4 and 4 are cross-sectional views of the same essential parts in different operating states, and FIG. 5 is a side view of the same device in different operating states. 1... Lower fixing plate, 2... Upper fixing plate, 3...
Tie bar, 4...Movable plate, 5...Ram, 6...Cylinder, 7...Lower mold, 8...Upper mold, 9,9'
...Guide shaft, 10...Support member, 11...
...Injection cylinder, 12, 12'...Moving cylinder, 13...Holding member, 14...Hopper, 1
5, 15'... Piston member, 16, 16'... Ascent hydraulic path, 17, 17'... Descending hydraulic path, 1
8, 18'... Support block, 19, 19'... Shaft member, 20... Screw, 21, 21'... Piston rod, 22, 22'... Piston part, 2
3, 23'...Hydraulic cylinder, 24...Seat plate, 2
5... Screw rotation drive means, 26... Nozzle, 27... Hole, 28... Nozzle receiver, 29,2
9'... Stamper, 30... Shielding cylinder A, 31
...Shielding tube B.

Claims (1)

[Claims for Utility Model Registration] (1) An upper mold installed horizontally on the lower surface of a fixed plate, and a movable plate located below the fixed plate that can come into contact with and separate from the fixed plate.
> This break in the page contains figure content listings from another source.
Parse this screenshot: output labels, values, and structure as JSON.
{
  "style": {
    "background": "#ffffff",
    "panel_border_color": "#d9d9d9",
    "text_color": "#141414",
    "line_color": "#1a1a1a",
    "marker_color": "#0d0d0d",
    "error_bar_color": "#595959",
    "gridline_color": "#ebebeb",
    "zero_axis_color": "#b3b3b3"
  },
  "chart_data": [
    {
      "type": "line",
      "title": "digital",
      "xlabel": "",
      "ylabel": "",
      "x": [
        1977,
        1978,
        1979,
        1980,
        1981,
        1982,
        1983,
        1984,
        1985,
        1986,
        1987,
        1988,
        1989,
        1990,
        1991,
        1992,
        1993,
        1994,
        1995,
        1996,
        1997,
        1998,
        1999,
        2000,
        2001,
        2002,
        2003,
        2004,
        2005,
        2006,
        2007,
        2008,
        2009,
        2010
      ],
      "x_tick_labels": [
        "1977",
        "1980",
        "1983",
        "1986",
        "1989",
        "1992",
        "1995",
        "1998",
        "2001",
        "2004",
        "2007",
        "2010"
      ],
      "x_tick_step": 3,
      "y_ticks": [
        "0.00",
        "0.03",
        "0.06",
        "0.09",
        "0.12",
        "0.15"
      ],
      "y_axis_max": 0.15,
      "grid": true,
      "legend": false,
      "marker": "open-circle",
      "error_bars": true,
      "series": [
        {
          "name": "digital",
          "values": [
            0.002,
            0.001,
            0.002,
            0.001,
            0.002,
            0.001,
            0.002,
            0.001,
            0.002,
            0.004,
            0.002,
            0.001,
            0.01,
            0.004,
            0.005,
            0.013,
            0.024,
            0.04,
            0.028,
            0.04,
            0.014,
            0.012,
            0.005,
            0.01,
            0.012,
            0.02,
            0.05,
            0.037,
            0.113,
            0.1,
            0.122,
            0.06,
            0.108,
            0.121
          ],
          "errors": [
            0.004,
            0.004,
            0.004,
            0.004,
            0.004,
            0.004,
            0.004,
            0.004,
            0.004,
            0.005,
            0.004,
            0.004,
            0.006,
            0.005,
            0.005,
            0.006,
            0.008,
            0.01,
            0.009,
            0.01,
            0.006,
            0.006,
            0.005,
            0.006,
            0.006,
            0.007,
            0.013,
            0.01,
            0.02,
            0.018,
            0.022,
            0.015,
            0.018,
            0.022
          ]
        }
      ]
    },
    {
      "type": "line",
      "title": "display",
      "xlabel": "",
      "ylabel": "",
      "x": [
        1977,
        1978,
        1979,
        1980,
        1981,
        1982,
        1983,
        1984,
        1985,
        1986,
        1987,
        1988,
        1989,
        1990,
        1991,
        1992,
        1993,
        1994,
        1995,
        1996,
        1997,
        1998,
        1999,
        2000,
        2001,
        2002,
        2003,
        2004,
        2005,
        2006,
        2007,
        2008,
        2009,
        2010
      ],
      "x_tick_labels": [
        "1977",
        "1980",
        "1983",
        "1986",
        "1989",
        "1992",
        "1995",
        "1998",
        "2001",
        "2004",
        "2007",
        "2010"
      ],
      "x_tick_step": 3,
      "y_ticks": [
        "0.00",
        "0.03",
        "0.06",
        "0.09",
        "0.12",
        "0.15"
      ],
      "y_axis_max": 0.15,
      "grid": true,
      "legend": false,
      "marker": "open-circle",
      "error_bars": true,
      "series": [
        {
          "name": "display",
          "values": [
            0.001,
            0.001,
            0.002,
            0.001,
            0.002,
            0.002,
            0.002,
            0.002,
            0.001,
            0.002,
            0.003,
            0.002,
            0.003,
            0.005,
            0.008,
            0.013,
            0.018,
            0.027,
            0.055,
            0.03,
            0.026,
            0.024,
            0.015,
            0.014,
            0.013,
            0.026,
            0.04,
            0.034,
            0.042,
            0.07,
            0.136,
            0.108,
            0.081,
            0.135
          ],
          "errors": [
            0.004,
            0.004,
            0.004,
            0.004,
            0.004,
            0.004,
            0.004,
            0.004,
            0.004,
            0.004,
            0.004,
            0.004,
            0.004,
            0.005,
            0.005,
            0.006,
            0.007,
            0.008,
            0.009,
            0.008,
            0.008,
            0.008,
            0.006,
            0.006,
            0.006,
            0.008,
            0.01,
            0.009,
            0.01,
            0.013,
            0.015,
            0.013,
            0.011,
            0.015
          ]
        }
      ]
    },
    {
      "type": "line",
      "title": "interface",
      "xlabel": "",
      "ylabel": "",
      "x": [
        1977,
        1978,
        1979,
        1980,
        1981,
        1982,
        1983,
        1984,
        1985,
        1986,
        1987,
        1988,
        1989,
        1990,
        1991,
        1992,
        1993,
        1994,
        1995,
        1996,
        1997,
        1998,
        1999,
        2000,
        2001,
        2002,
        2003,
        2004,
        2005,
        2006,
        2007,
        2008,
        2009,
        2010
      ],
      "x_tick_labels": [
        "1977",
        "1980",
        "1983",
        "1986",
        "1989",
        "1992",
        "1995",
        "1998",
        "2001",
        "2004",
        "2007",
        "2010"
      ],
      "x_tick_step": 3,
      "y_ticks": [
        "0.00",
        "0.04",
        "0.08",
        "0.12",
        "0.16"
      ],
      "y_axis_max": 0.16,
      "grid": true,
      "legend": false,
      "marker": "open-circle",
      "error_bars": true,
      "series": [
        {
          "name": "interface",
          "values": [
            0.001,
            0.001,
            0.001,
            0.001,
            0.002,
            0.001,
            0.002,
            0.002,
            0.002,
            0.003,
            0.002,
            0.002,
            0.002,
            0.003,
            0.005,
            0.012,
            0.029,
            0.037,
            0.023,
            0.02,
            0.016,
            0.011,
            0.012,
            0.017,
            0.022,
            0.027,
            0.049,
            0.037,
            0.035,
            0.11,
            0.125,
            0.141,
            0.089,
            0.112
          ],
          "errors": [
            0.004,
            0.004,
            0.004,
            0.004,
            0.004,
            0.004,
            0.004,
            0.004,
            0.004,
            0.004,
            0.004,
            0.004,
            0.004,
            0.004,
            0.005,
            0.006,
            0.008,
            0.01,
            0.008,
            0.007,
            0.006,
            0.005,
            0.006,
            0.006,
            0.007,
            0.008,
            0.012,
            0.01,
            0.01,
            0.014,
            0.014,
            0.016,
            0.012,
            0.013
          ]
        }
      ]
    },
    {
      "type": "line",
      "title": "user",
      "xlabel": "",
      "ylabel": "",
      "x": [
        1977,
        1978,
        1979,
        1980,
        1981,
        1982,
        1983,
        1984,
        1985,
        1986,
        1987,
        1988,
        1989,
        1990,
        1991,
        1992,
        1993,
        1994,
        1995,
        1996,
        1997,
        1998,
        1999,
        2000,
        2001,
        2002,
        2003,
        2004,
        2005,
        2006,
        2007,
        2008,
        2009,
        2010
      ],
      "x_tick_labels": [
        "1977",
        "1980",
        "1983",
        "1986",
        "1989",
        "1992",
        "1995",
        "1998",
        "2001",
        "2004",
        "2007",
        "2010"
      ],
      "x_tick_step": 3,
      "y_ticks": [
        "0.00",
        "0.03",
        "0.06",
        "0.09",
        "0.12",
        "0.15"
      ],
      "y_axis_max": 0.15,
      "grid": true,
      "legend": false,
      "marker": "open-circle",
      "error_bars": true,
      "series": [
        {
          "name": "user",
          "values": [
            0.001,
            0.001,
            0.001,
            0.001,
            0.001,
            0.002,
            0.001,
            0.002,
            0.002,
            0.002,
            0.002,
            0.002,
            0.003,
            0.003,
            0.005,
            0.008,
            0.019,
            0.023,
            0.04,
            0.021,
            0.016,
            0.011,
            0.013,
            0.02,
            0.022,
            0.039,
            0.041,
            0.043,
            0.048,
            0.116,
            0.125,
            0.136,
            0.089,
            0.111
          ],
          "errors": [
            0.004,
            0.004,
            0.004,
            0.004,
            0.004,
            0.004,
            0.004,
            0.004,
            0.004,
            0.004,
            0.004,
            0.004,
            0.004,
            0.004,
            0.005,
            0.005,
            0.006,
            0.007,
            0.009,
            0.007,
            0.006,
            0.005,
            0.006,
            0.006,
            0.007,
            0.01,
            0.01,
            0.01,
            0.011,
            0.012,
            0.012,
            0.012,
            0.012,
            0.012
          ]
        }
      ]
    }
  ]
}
A lower mold is provided to face the upper mold and the lower mold is provided above the fixing plate, the tip of which passes through a through hole provided in the fixing plate. a vertically movable injection cylinder for injecting molding resin between them; a first annular shielding plate protruding from the outer periphery of the through hole on the upper surface of the fixing plate; and a second shielding plate whose outer periphery is located on the outer periphery of the first dust shielding plate when the injection cylinder is lowered. (2) The second shielding plate consists of a conical body whose center is fixed to the tip of the injection cylinder and whose diameter gradually increases upward, and whose terminal end is bent downward. A disc-shaped recording medium forming apparatus according to claim 1 of the utility model registration claim.